Mackenzie Patterson is a Toronto-based freelance writer and blogger. She's passionate about health, wellness and style, and you'll often find her reading self-help books in nature, catching a yoga class or writing in Toronto cafés.
The New Year is all about hope, fresh starts and celebration. We usually think of it as a time to let loose and party with loved ones, but there are countless unconventional ways to ring in the New Year.
Depending on which part of the world you’re visiting, New Year traditions can take a wide range of forms. There’s always something to learn from different cultures, and celebrations are one of the most telling aspects of a country, city or part of the world.
Here in Canada, we often spend New Year’s Eve eating, drinking and dancing in clubs, but immersing yourself in another culture can offer up a much more colourful and memorable experience. If you’re still stuck on how to spend New Year’s Eve this year, take notes from these cultures on the most meaningful, symbolic and fun ways to mark the start of 2018.
In Brazil, food is a huge part of New Year celebrations. Certain foods like lentils are considered lucky and prosperous for the year ahead, so dishes like lentil soup or lentils with rice are served.

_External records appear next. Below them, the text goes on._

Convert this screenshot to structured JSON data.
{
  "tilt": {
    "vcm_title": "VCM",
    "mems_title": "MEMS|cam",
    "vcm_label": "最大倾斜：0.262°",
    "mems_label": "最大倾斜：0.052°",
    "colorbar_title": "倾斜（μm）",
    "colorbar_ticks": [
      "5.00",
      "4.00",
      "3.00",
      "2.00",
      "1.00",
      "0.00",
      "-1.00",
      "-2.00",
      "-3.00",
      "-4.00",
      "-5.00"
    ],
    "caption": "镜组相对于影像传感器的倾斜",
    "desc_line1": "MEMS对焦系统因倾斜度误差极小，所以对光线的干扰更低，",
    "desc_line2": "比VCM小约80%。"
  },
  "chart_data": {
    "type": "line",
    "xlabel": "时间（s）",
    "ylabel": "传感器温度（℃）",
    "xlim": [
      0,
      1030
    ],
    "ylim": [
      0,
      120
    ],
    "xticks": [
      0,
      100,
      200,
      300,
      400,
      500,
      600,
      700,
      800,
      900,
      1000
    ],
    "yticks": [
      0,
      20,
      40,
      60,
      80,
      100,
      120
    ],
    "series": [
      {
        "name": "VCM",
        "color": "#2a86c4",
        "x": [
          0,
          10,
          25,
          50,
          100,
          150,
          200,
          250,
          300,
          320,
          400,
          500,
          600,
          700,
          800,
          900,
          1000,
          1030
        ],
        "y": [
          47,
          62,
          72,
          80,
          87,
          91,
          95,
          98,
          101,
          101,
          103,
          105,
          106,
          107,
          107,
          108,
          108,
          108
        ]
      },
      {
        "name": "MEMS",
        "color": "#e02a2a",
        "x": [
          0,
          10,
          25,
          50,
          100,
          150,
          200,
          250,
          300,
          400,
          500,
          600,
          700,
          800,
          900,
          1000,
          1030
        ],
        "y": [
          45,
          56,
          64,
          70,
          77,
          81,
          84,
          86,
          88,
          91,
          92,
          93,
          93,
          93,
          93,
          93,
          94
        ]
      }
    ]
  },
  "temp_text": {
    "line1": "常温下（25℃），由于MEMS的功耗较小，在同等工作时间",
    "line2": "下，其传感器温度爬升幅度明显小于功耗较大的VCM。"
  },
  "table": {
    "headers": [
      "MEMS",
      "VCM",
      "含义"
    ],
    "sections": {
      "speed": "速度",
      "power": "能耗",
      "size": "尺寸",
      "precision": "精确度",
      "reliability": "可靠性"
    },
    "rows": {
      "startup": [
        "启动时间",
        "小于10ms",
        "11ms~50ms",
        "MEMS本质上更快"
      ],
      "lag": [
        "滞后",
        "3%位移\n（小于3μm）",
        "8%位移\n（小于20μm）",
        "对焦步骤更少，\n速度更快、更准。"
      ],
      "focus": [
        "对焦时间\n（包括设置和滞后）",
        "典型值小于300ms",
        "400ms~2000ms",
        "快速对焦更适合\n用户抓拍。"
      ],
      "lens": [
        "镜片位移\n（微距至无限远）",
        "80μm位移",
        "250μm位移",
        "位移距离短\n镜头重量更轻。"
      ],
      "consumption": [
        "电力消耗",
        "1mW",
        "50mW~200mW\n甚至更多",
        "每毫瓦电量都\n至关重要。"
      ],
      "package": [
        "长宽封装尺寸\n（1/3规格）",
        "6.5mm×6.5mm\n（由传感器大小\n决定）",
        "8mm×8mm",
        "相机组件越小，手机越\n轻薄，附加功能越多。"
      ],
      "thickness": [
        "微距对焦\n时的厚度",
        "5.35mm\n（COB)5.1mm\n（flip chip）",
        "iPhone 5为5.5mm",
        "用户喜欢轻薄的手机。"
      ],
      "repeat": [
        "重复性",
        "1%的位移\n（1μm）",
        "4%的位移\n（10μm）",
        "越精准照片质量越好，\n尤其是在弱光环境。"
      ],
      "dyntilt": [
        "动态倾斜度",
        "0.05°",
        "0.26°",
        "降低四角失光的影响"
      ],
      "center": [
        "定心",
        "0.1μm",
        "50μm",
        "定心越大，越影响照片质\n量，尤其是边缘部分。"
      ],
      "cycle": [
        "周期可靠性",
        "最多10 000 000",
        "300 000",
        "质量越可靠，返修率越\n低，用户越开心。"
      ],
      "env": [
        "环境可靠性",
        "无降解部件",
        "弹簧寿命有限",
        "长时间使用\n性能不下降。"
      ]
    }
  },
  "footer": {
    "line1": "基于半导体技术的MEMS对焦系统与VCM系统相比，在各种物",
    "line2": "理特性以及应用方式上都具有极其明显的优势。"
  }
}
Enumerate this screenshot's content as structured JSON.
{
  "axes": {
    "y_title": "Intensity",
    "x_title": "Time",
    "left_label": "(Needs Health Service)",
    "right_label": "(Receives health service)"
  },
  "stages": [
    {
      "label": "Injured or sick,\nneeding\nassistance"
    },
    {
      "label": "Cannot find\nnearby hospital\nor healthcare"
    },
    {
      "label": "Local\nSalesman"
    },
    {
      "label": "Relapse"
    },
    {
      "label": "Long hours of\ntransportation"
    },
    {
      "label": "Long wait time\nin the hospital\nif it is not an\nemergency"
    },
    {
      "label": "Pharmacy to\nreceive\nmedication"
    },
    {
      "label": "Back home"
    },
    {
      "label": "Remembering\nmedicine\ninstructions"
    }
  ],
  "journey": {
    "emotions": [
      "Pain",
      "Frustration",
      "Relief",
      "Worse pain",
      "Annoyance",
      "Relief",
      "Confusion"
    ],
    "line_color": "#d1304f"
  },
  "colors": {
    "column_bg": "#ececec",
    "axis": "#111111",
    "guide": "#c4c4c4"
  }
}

Rice, pork and pomegranate seeds are also considered lucky, so it couldn’t hurt to include these foods in your first meal of 2018.
Dressing up as a bear
Romanians are known to dress up as terrifying bears and dance around to each other’s houses on New Year’s Eve as part of an old custom from pre-Christian times. The tradition is meant to ward off evil spirits and celebrate the New Year, so you’ll want to make sure your costume is complete with plenty of sharp teeth if you’re looking to take part in this custom.
In the Bahamas, Junkanoo is a musical and colourful street parade that takes place not only on New Year’s Day, but also on Boxing Day and during the summer. Many believe the festival originates from the time of slavery, when slaves had a three-day break around Christmas time and would dance around in colourful costumes. Junkanoo still takes place in the Bahamas today, and the best place to witness the bright spectacle is in the capital of Nassau.
Chinese New Year
Usually taking place in late January or early February, Chinese New Year is one of the country’s most important and significant cultural traditions. The Chinese celebrate the New Year in many ways including fireworks, a big family dinner, cleaning and festivals. Chinese New Year also means that adults, especially married couples and the elderly, will gift children with red packets filled with money to ensure health, wealth and prosperity as they grow.
The Balinese New Year is known as “Nyepi,” a Hindu celebration meaning “Day of Silence.” On this day, the people of Bali will fast, meditate and reflect from six a.m. until six a.m. the next day, when the Balinese celebrate their version of New Year’s Day with rituals and family time. This year, Nyepi falls on March 17, 2018, so if you’re planning a trip to Bali, make sure you respect the day of quietude.